JAKARTA, ALINIANEWS.COM – Wakil Ketua Komisi IX DPR RI Yahya Zaini menyatakan dukungannya terhadap rencana perluasan penerima manfaat program Makan Bergizi Gratis (MBG) bagi anak-anak yang selama ini terlewat, termasuk anak dari pernikahan siri, pernikahan dini, hingga anak putus sekolah. Namun, ia menegaskan penolakannya jika program tersebut diperluas hingga menyasar lansia, guru, dan tenaga sekolah lainnya karena dinilai menyimpang dari tujuan awal kebijakan.
“Saya menyambut baik adanya rencana perluasan penerima manfaat supaya semua anak usia sekolah mendapat akses terhadap program MBG. Termasuk anak-anak yang lahir dari pernikahan siri dan pernikahan dini. Intinya tidak boleh ada diskriminasi terhadap anak dengan latar belakang yang berbeda,” kata Yahya Zaini kepada wartawan, Rabu (21/1/2026).
Politikus Partai Golkar itu menilai perluasan sasaran MBG harus tetap berada dalam koridor prioritas pemenuhan gizi yang sejak awal dirancang pemerintah. Menurutnya, menyertakan lansia, guru, hingga tenaga administrasi sekolah justru mengaburkan fokus utama program.

“Tapi saya tidak setuju dengan rencana perluasan penerima manfaat menjangkau lansia, guru, tenaga administrasi sekolah dan tukang kebun. Karena mereka bukan sasaran utama dari program MBG. Sasaran utama anak-anak usia sekolah serta kelompok 3 B (ibu hamil, ibu menyusui dan balita),” tegasnya.
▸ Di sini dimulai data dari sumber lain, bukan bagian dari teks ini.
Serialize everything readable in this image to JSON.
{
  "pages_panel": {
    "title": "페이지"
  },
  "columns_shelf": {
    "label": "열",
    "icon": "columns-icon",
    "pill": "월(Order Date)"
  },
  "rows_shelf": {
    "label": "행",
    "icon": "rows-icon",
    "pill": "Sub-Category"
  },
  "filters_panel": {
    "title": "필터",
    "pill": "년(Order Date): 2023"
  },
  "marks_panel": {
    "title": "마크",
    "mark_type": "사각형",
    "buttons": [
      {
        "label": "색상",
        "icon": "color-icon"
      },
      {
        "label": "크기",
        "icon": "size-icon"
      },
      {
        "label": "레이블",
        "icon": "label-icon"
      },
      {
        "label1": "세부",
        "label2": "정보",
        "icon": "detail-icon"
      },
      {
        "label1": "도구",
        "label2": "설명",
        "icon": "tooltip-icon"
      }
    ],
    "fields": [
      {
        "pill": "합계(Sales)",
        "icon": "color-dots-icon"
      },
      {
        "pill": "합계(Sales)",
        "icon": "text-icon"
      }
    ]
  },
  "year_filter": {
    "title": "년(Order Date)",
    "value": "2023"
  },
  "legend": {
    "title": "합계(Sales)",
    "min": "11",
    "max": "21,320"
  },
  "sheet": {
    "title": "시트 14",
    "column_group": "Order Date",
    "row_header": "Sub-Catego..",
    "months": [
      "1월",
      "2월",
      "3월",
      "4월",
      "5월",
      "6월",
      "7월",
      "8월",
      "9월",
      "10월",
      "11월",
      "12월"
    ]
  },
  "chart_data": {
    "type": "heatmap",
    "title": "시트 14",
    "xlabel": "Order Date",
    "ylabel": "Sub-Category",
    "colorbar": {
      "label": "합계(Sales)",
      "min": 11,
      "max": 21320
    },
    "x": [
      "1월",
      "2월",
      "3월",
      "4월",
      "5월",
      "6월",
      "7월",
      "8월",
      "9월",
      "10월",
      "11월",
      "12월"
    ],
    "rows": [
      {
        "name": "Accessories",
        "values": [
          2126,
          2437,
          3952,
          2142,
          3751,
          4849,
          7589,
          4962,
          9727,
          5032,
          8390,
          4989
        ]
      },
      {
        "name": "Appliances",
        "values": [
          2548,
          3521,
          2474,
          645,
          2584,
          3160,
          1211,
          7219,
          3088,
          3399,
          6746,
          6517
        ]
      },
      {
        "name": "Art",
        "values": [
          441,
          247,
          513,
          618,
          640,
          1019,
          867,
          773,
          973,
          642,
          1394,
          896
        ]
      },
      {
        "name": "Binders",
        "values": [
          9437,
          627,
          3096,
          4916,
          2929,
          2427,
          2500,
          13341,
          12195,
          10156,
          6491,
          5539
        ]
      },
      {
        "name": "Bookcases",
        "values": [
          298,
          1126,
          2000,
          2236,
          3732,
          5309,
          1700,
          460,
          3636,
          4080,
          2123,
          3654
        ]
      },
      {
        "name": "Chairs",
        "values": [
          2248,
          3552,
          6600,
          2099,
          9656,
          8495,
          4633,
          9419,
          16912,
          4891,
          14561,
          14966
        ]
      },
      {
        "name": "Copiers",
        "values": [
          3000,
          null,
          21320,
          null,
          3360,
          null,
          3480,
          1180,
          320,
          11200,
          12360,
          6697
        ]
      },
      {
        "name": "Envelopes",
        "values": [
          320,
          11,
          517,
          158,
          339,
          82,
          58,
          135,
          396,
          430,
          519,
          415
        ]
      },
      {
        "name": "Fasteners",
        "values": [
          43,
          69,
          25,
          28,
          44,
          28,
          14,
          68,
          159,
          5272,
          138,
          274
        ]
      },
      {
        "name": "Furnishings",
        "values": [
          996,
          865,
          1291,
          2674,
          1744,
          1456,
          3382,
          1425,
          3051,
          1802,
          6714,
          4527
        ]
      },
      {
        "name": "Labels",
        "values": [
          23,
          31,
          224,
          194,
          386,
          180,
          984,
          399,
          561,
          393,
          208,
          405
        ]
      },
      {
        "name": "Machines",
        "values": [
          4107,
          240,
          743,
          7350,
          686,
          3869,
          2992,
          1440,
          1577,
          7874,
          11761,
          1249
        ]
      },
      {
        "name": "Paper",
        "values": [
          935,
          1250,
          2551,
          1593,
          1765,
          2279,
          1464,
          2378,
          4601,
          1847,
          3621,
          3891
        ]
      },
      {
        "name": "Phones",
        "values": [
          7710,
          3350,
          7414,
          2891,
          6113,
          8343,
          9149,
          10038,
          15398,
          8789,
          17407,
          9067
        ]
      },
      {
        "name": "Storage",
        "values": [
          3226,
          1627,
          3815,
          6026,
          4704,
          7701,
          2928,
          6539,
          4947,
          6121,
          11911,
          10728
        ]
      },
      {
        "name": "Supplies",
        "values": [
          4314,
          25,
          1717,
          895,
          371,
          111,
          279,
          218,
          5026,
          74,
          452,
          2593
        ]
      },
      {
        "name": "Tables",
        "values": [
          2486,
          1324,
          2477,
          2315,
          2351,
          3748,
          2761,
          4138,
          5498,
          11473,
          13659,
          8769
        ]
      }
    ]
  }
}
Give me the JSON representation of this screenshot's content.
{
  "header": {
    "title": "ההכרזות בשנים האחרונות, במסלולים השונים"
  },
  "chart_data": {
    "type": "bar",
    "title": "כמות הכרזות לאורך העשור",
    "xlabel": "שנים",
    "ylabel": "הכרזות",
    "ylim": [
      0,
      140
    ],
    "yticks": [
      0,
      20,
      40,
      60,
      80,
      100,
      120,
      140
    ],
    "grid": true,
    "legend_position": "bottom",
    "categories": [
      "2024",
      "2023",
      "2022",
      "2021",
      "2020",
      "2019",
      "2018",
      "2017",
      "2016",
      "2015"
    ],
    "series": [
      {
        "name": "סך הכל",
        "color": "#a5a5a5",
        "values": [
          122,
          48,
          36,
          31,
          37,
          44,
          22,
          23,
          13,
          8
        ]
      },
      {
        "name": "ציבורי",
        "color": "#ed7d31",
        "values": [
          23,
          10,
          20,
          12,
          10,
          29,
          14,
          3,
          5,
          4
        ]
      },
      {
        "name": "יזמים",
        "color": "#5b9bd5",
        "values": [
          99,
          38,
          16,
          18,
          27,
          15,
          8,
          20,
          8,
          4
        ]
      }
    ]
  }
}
Yahya juga menyinggung masih ditemukannya kasus keracunan dalam pelaksanaan MBG. Ia mencatat, hingga Januari 2026 tercatat 10 kasus keracunan dan meminta Badan Gizi Nasional (BGN) memperketat pengawasan di lapangan.
“Terkait masih adanya kasus keracunan, Januari 2026 sudah ada 10 kasus, saya minta BGN memperketat pengawasan terhadap pelaksanaan SOP di lapangan,” ujarnya.
Ia mendorong BGN bersama jajaran di daerah untuk menggelar rapat rutin guna memastikan standar operasional prosedur (SOP) dijalankan dengan disiplin, serta melakukan evaluasi berkala terhadap dampak program.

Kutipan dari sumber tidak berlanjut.